The following fields are extracted:
Field | Example | Description |
---|---|---|
firstname | Hans | |
lastname | Meier-Müller | |
signature | ABCDE | internal abbreviation/shorthand |
salutation | Frau Dr. | complete salutation (usually preceding an annotation) |
format | ff ll | structure of name |
The format field is composed of following tokens:
Letters | Meaning |
---|---|
f | firstname short (typically 1 letter) |
ff | full firstname |
ll | lastname |
LL | lastname all upper case: MEIER |
s | signature |
S | signature all upper case |
Note, that fields may be empty. Furthermore, if an annotation can be called by various rules, the
extracted information can be contradictory (contradictory information is separated by ,
).
For instance, the text Peter Simon
may be called by 2 rules,
one for double lastnames and one for double first names leading to contradictory values for format
(and also firstname
and lastname
).
These conflicts are currently not resolved and need to be handled by the downstream pipeline.

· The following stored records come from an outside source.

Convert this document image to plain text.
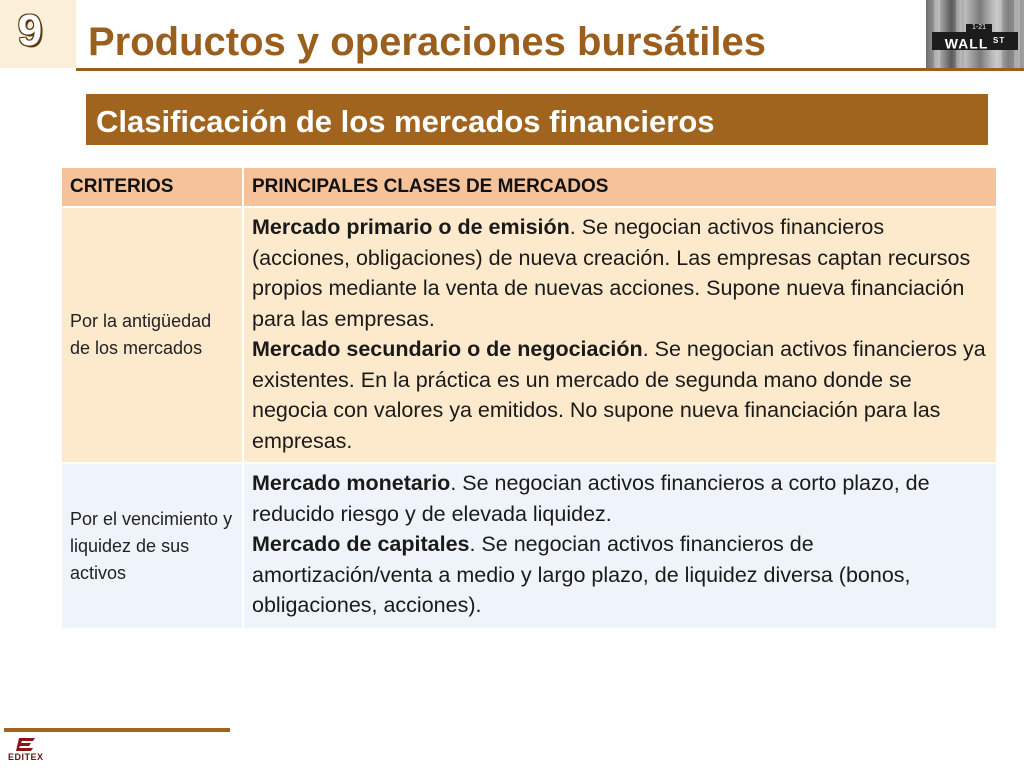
9	Productos y operaciones bursátiles	1-21
WALL $^{ST}$
Clasificación de los mercados financieros
CRITERIOS	PRINCIPALES CLASES DE MERCADOS
Por la antigüedad de los mercados	Mercado primario o de emisión. Se negocian activos financieros (acciones, obligaciones) de nueva creación. Las empresas captan recursos propios mediante la venta de nuevas acciones. Supone nueva financiación para las empresas.
Mercado secundario o de negociación. Se negocian activos financieros ya existentes. En la práctica es un mercado de segunda mano donde se negocia con valores ya emitidos. No supone nueva financiación para las empresas.

Por el vencimiento y liquidez de sus activos	Mercado monetario. Se negocian activos financieros a corto plazo, de reducido riesgo y de elevada liquidez.
Mercado de capitales. Se negocian activos financieros de amortización/venta a medio y largo plazo, de liquidez diversa (bonos, obligaciones, acciones).
EDITEX
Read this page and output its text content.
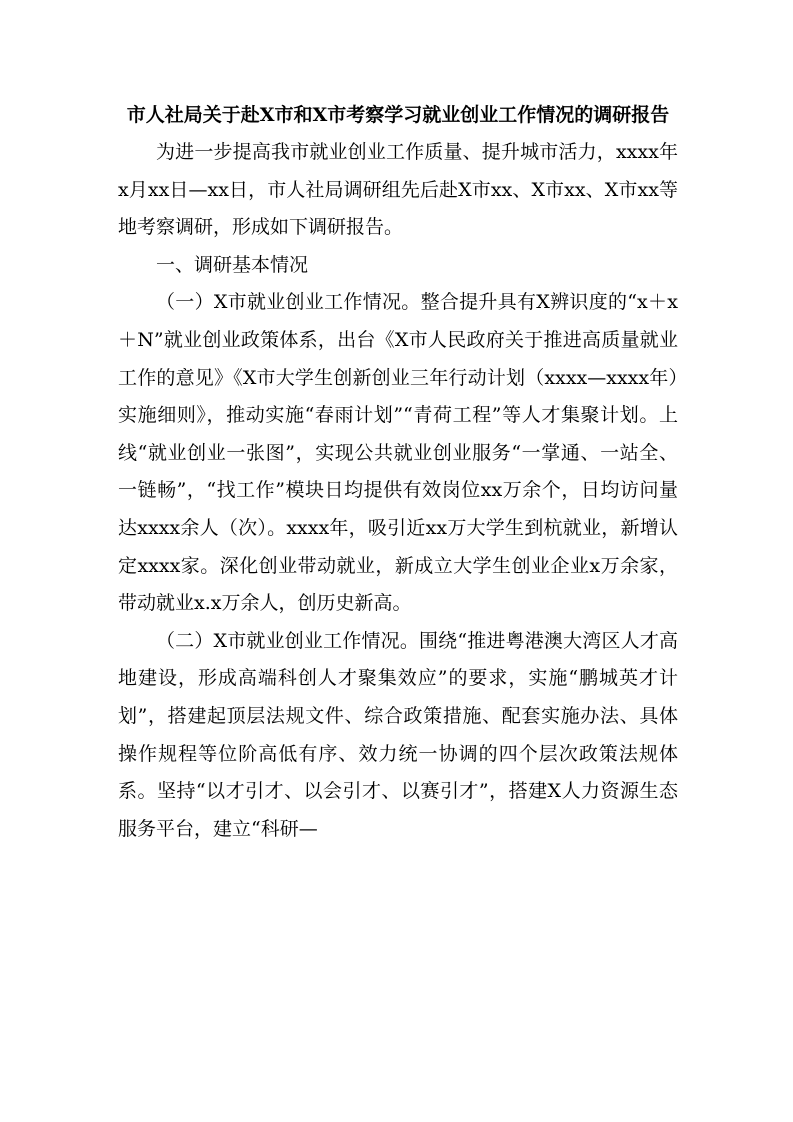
市人社局关于赴X市和X市考察学习就业创业工作情况的调研报告

为进一步提高我市就业创业工作质量、提升城市活力，xxxx年x月xx日—xx日，市人社局调研组先后赴X市xx、X市xx、X市xx等地考察调研，形成如下调研报告。

一、调研基本情况

（一）X市就业创业工作情况。整合提升具有X辨识度的“x＋x＋N”就业创业政策体系，出台《X市人民政府关于推进高质量就业工作的意见》《X市大学生创新创业三年行动计划（xxxx—xxxx年）实施细则》，推动实施“春雨计划”“青荷工程”等人才集聚计划。上线“就业创业一张图”，实现公共就业创业服务“一掌通、一站全、一链畅”，“找工作”模块日均提供有效岗位xx万余个，日均访问量达xxxx余人（次）。xxxx年，吸引近xx万大学生到杭就业，新增认定xxxx家。深化创业带动就业，新成立大学生创业企业x万余家，带动就业x.x万余人，创历史新高。

（二）X市就业创业工作情况。围绕“推进粤港澳大湾区人才高地建设，形成高端科创人才聚集效应”的要求，实施“鹏城英才计划”，搭建起顶层法规文件、综合政策措施、配套实施办法、具体操作规程等位阶高低有序、效力统一协调的四个层次政策法规体系。坚持“以才引才、以会引才、以赛引才”，搭建X人力资源生态服务平台，建立“科研—
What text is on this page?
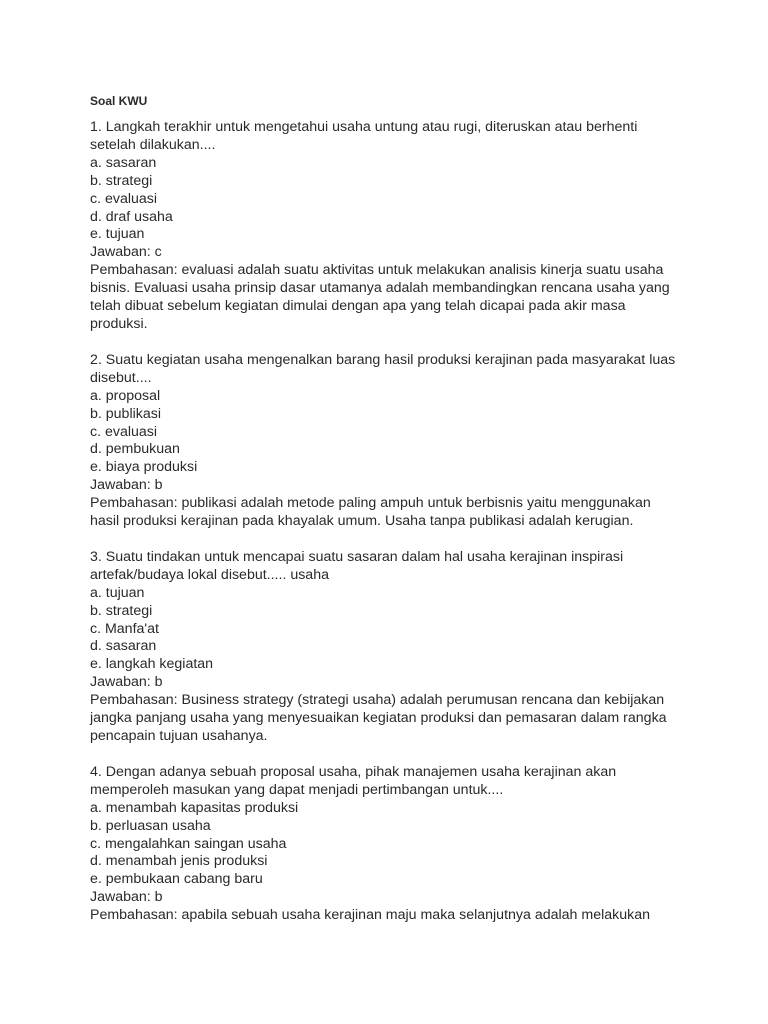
Soal KWU
1. Langkah terakhir untuk mengetahui usaha untung atau rugi, diteruskan atau berhenti
setelah dilakukan....
a. sasaran
b. strategi
c. evaluasi
d. draf usaha
e. tujuan
Jawaban: c
Pembahasan: evaluasi adalah suatu aktivitas untuk melakukan analisis kinerja suatu usaha
bisnis. Evaluasi usaha prinsip dasar utamanya adalah membandingkan rencana usaha yang
telah dibuat sebelum kegiatan dimulai dengan apa yang telah dicapai pada akir masa
produksi.
2. Suatu kegiatan usaha mengenalkan barang hasil produksi kerajinan pada masyarakat luas
disebut....
a. proposal
b. publikasi
c. evaluasi
d. pembukuan
e. biaya produksi
Jawaban: b
Pembahasan: publikasi adalah metode paling ampuh untuk berbisnis yaitu menggunakan
hasil produksi kerajinan pada khayalak umum. Usaha tanpa publikasi adalah kerugian.
3. Suatu tindakan untuk mencapai suatu sasaran dalam hal usaha kerajinan inspirasi
artefak/budaya lokal disebut..... usaha
a. tujuan
b. strategi
c. Manfa'at
d. sasaran
e. langkah kegiatan
Jawaban: b
Pembahasan: Business strategy (strategi usaha) adalah perumusan rencana dan kebijakan
jangka panjang usaha yang menyesuaikan kegiatan produksi dan pemasaran dalam rangka
pencapain tujuan usahanya.
4. Dengan adanya sebuah proposal usaha, pihak manajemen usaha kerajinan akan
memperoleh masukan yang dapat menjadi pertimbangan untuk....
a. menambah kapasitas produksi
b. perluasan usaha
c. mengalahkan saingan usaha
d. menambah jenis produksi
e. pembukaan cabang baru
Jawaban: b
Pembahasan: apabila sebuah usaha kerajinan maju maka selanjutnya adalah melakukan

This is a fairly broad category encompassing physical locations such as places and countries (by extension also languages) as well as organizations such as hospitals, departments within hospitals, medical practices etc.
Location
annotations heavily depend on good lexica. There are a few rules to
recognize street names and zip codes. Also many health care organizations can be
recognized by certain triggers like Spital
, Altersheim
etc. These triggers
are also important to recognize organizations which may be in some lexica, but
are referred to differently by the medical staff (e.g. Altersheim XY
instead
of the official Pflegezentrum XY
).
Challenges arise with ambiguous locations such as Wangen
(place and "cheeks")
as well as with misspellings Grüningen
vs Grünigen
, *thal
vs *tal
.
Both patterns and lexica are important to recognize occupations. Similarly
with names, we cannot blindly annotate tokens which appear in a occupation
dictionary, since the token may designate for example a surname or the
profession or role of somebody involved with the patient, but not the patient
him/herself (e.g. beim Augenarzt
, Polizist
).
In case a token should have been annotated by the pipeline and it wasn't, the following steps could be taken:
- first (!) add a test case to the test suite. Perhaps don't take the original data for
privacy reasons but slightly alter it to reflect the situation. Verify the
test case fails (
make test
). - if appropriate, add more tokens to corresponding lexicon
- if appropriate, tweak existing rule or add a new rule
- verify the test(s) passes now.
The same procedure can roughly be followed if a token was wrongly annotated. In this case, perhaps entries need to be removed from a lexicon. Or in some added to a "false positive" or "ambiguous" dictionary. Refer to the lexica overview to pick an appropriate lexicon to edit.
When editing lexica try to limit the editing to lexica marked as "manual" in lexica overview. This way, if other types of lexica get regenerated by a script, your changes don't get overwritten.